The language in this production is Pinter’s, as it was in the 2007 production, but it feels different–and this is a kind of reflection of the staging. It is punctuated by long pauses. Statements are uttered matter-of-factly. Gazes are elongated. There is a palpable tension in this play that at times borders on emotionlessness, but certainly is meant to show how awkward people are and how they can bottle up their feelings. They go through the motions sometimes. They save the sadness, rage, and happiness for other times. They are always public even when they need to be private.

I was blown away by the acting. These actors are at the top of their craft. But I was blown away by the set design, too. I thought it was amazing how the stage felt like a giant box, and the figures little toys placed inside of it. It reminded me of a project I completed in theater class in high school. I had to get a shoe box and create a stage out of it. I had to get toys for the set and find dolls to fit inside.

I don’t mean to trivialize the seriousness, and the adult nature, of this production. It just felt metatheatrical. It felt like a work of art, rather than a play. It felt like I was at an art gallery rather than a theater. It felt like someone had carefully thought about how to translate a sense of voyeurism so well associated with the play into a sense of distant puppeteering. The audience was not pulling the strings, but there seemed to be a kind of ventriloquism at play on the director’s part. And it was brilliant.

I’m glad I had seen the play staged before in such a naturalistic fashion so that I could compare productions.
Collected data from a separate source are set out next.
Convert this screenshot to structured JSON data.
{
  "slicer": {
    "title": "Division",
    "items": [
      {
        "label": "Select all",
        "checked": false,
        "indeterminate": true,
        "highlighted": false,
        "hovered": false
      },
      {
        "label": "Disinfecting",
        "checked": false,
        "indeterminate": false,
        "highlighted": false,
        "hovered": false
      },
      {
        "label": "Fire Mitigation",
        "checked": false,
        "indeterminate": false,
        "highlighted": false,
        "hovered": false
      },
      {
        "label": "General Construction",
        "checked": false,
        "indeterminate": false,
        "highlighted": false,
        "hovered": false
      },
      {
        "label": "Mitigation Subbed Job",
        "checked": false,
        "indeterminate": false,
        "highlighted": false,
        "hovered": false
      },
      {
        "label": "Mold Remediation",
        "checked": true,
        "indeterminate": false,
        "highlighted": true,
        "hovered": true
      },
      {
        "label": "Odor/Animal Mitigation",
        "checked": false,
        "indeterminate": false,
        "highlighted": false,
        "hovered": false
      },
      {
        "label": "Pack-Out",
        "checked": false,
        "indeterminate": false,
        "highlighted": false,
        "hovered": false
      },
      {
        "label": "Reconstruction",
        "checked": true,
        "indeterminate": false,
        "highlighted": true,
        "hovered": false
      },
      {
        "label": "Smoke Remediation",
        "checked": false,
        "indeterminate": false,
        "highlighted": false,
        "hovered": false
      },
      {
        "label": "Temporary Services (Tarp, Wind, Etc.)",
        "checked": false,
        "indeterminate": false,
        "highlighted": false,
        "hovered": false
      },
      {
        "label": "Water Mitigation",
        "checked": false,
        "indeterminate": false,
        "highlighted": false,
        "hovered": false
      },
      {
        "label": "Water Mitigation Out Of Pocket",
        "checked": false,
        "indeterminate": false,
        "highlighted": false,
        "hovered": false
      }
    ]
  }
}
As a literary analyst I loved doing this, but I can see how people who had not read the play or had seen a production of the play before might have been scratching their heads. I read a review that suggested that this production is heartless compared to others, including some film adaptations. Maybe so, if what you’re looking for is someone raging or passionately crying. But there is an understated emotion in this production–and I was in awe of that. It was refreshing.

In the end, the 2019 Betrayal on Broadway is as much a celebration of fine acting, staging, lighting, sound, and design as it is an adaptation of Pinter’s 1978 play. It is a study in suffering. It is a reflection of the vulnerability of the human heart. It is meant to challenge the audience to think more about relationships on a symbolic level.

While I was taken aback by the differences between the 2007 production I saw in London and this performance, ultimately I am pleased with the changes. They remind me of the subjective nature of staging, design, and acting, and the drama instructor and theater geek in me absolutely loves that reminder.

If you can get tickets to see this show, you should do that. The run ends on December 8, so there’s no time to waste.